Ultimo intervento quello del commissario straordinario Zes Sardegna Aldo Cadau, che ha illustrato il sistema sardo e in particolare l’area del nord ovest della Sardegna, che si estende su un totale di 500 ettari, 307 nell’area industriale di Porto Torres, 115 a Sassari a Truncu reale e 78 ad Alghero nella zona San Marco. «Al centro di tutto questo ci sono le imprese – ha dichiarato –. Sono in carica solo da due mesi ma da tempo dialogo con gli altri soggetti che ne fanno parte, dobbiamo lavorare sulla capacità di attrazione di nuove aziende, e la nostra disponibilità di spazi è ben superiore a quella di molte altre Regioni, e sulla loro internazionalizzazione. A breve poi le Zes diventeranno soggetti attuatori nell’utilizzo di risorse europee, ed in quest’ambito penso ad esempio alla vendita alle attività di energia a prezzi calmierati.

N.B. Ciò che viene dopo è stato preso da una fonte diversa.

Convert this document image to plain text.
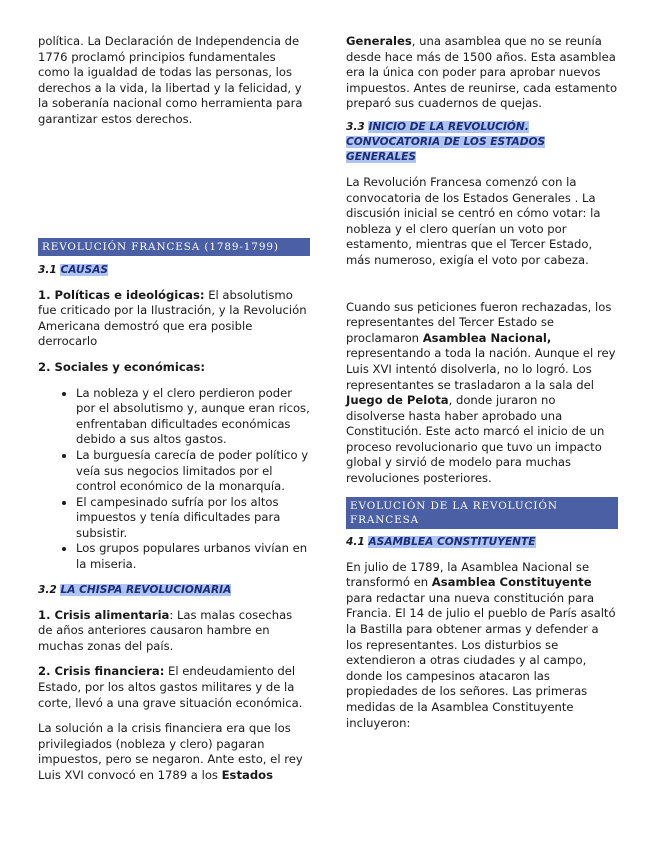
política. La Declaración de Independencia de 1776 proclamó principios fundamentales como la igualdad de todas las personas, los derechos a la vida, la libertad y la felicidad, y la soberanía nacional como herramienta para garantizar estos derechos.

REVOLUCIÓN FRANCESA (1789-1799)
3.1 CAUSAS

1. Políticas e ideológicas: El absolutismo fue criticado por la Ilustración, y la Revolución Americana demostró que era posible derrocarlo

2. Sociales y económicas:

• La nobleza y el clero perdieron poder por el absolutismo y, aunque eran ricos, enfrentaban dificultades económicas debido a sus altos gastos.
• La burguesía carecía de poder político y veía sus negocios limitados por el control económico de la monarquía.
• El campesinado sufría por los altos impuestos y tenía dificultades para subsistir.
• Los grupos populares urbanos vivían en la miseria.
3.2 LA CHISPA REVOLUCIONARIA

1. Crisis alimentaria: Las malas cosechas de años anteriores causaron hambre en muchas zonas del país.

2. Crisis financiera: El endeudamiento del Estado, por los altos gastos militares y de la corte, llevó a una grave situación económica.

La solución a la crisis financiera era que los privilegiados (nobleza y clero) pagaran impuestos, pero se negaron. Ante esto, el rey Luis XVI convocó en 1789 a los Estados

Generales, una asamblea que no se reunía desde hace más de 1500 años. Esta asamblea era la única con poder para aprobar nuevos impuestos. Antes de reunirse, cada estamento preparó sus cuadernos de quejas.

3.3 INICIO DE LA REVOLUCIÓN. CONVOCATORIA DE LOS ESTADOS GENERALES

La Revolución Francesa comenzó con la convocatoria de los Estados Generales . La discusión inicial se centró en cómo votar: la nobleza y el clero querían un voto por estamento, mientras que el Tercer Estado, más numeroso, exigía el voto por cabeza.

Cuando sus peticiones fueron rechazadas, los representantes del Tercer Estado se proclamaron Asamblea Nacional, representando a toda la nación. Aunque el rey Luis XVI intentó disolverla, no lo logró. Los representantes se trasladaron a la sala del Juego de Pelota, donde juraron no disolverse hasta haber aprobado una Constitución. Este acto marcó el inicio de un proceso revolucionario que tuvo un impacto global y sirvió de modelo para muchas revoluciones posteriores.

EVOLUCIÓN DE LA REVOLUCIÓN FRANCESA
4.1 ASAMBLEA CONSTITUYENTE

En julio de 1789, la Asamblea Nacional se transformó en Asamblea Constituyente para redactar una nueva constitución para Francia. El 14 de julio el pueblo de París asaltó la Bastilla para obtener armas y defender a los representantes. Los disturbios se extendieron a otras ciudades y al campo, donde los campesinos atacaron las propiedades de los señores. Las primeras medidas de la Asamblea Constituyente incluyeron:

Intanto oggi stesso presenteremo progetti studiati nelle aree di tutta l’Isola per un totale di 82 milioni di euro».

Grandi opportunità quindi, che hanno raccolto l’assenso anche del Tavolo Istituzioni e Parti Sociali per bocca del coordinatore Pierluigi Ledda, della vicepresidente di Confapi Sardegna Valeria Fadda, del direttore generale del Banco di Sardegna Giuseppe Cuccurese e della presidente regionale di Confartigianato Imprese Maria Amelia Lai. Pur assenti per concomitanti impegni istituzionali infine non hanno voluto far mancare il loro plauso all’iniziativa per iscritto anche la viceministra allo Sviluppo Economico Alessandra Todde e il presidente del Consiglio Regionale Michele Pais.